Providing advice involves a wide-ranging skill set, unique to any profession. Advisers are not only required to be technically qualified but must also adhere to a comprehensive regulatory framework, have exceptionally strong interpersonal skills and ensure their businesses are sustainable, regardless of whether they are the principal.
But what do clients really value most from their advisers? Not the technical skill, regulatory fulfilment or business acumen. It is the interpersonal skills that instil trust and confidence. So it makes sense for advisers to focus on that area and use paraplanners to take care of the others.
Over the years, paraplanners have been defined differently from one advice firm to the next.
Some would employ them to offer basic administrative support to advisers; things such as photocopying, data entry and running simple reports.
Others would be the most technically qualified expert within the business. Advisers could refer to them to help explain complex planning issues, provide guidance on products and undertake comprehensive suitability reports and supporting research documents.
That said, paraplanners do not need to be employed at an advice firm. There are now a number of outsourced solutions offering services to firms as and when they need them, which can be more convenient and cost effectiv
Another benefit of outsourced paraplanners is that they will work with a range of other advisers, adopting best practice where they see this. This may provide useful ideas to firms.
Some outsourced paraplanners are now proving so popular that advisers have been put on waiting lists. This seems to be in line with the general demand for paraplanners increasing over recent years.
Although it has varied over time, we now have a more comprehensive definition of the role of the paraplanner, created through the development of the new paraplanner apprenticeship standard.
Launched in September 2015, this government-approved standard includes the knowledge, skill, behavioural competencies and qualifications required to be recognised as a professional paraplanner.

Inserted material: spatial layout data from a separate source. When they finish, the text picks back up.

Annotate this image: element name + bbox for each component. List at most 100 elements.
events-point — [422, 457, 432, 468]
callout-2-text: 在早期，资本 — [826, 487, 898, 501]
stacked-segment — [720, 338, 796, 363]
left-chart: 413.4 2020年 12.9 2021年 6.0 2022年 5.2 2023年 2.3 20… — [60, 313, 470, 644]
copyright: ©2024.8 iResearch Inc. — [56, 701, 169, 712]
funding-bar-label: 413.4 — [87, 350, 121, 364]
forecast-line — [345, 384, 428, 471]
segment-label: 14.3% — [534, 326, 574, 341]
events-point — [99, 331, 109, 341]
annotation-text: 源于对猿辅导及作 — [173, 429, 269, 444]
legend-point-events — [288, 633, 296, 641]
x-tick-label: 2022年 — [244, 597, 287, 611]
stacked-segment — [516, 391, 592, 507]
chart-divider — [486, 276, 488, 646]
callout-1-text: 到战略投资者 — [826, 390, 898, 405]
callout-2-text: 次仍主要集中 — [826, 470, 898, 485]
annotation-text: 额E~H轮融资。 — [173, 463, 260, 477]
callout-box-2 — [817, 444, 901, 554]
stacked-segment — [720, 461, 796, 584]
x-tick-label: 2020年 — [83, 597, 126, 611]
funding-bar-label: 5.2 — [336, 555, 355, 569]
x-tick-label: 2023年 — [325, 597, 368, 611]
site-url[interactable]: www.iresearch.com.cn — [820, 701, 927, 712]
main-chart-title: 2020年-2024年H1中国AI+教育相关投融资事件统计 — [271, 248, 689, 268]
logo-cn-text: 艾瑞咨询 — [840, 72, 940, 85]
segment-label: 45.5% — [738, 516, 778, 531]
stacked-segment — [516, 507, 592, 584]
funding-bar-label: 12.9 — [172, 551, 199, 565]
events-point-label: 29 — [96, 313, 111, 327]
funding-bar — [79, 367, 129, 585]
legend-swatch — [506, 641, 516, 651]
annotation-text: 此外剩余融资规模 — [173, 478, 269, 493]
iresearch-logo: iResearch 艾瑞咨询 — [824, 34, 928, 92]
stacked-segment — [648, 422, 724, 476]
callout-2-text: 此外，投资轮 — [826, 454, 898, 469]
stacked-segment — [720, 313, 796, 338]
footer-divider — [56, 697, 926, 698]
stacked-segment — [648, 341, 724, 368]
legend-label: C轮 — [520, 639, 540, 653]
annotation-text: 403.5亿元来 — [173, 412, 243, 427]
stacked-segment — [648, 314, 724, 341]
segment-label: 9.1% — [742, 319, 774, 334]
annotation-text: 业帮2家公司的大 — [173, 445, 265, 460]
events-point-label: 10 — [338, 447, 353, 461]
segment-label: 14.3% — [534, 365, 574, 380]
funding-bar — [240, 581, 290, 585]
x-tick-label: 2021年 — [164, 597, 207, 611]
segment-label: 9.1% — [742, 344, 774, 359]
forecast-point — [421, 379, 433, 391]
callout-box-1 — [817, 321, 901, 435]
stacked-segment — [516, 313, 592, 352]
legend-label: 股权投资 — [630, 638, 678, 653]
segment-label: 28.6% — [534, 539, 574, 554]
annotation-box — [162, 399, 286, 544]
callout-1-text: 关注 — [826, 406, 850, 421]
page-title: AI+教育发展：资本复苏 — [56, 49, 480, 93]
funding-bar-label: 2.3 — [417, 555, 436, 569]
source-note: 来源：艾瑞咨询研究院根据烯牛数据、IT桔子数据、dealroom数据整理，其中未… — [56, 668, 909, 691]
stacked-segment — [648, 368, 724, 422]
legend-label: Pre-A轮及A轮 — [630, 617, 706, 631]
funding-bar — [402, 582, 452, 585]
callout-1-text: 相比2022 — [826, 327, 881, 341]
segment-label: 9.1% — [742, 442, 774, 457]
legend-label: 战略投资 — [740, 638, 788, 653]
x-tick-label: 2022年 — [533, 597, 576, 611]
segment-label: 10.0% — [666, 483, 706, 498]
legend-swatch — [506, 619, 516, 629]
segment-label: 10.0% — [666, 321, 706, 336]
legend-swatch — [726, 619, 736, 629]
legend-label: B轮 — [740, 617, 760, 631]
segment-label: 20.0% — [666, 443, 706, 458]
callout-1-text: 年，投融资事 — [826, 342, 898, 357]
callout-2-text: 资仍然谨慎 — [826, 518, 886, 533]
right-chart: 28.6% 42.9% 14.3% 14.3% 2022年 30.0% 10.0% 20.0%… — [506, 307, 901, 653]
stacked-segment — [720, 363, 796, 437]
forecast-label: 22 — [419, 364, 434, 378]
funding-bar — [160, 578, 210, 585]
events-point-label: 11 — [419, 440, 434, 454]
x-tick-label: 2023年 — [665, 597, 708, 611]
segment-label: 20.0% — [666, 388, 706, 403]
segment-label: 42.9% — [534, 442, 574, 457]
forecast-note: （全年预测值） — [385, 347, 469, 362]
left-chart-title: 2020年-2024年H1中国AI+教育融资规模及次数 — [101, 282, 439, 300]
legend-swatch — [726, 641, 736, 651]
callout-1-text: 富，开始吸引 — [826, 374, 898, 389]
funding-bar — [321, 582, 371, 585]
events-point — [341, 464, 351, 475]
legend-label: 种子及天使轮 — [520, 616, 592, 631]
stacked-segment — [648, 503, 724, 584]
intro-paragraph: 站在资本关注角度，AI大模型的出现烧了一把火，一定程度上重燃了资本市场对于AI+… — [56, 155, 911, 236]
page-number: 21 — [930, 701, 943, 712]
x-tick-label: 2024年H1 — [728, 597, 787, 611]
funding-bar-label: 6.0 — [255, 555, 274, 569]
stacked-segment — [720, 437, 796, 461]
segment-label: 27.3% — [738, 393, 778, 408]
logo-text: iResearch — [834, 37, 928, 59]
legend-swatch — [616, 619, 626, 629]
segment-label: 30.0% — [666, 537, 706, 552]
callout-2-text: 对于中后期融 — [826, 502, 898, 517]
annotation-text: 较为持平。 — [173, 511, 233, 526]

Like advisers, paraplanners are expected to be level four qualified as a minimum, but not in exactly the same way
Apprentices are required to complete the Certificate in Paraplanning from either the Chartered Insurance Institute or the Chartered Institute for Securities and Investment.
The CII certificate includes RO1 (Financial Services Regulation and Ethics), RO2 (Investment Principles and Risk), RO3 (Personal Taxation) and JO9 (Paraplanning). It is the latter that differentiates between the qualifications needed by paraplanners and advisers.
JO9 is a comprehensive coursework-based unit covering all financial planning aspects expected to be conducted through the role of the paraplanner.
Paraplanners can play an essential role in the success, efficiency and profitability of advice firms, so a formally recognised route into the role will improve the health of the sector overall.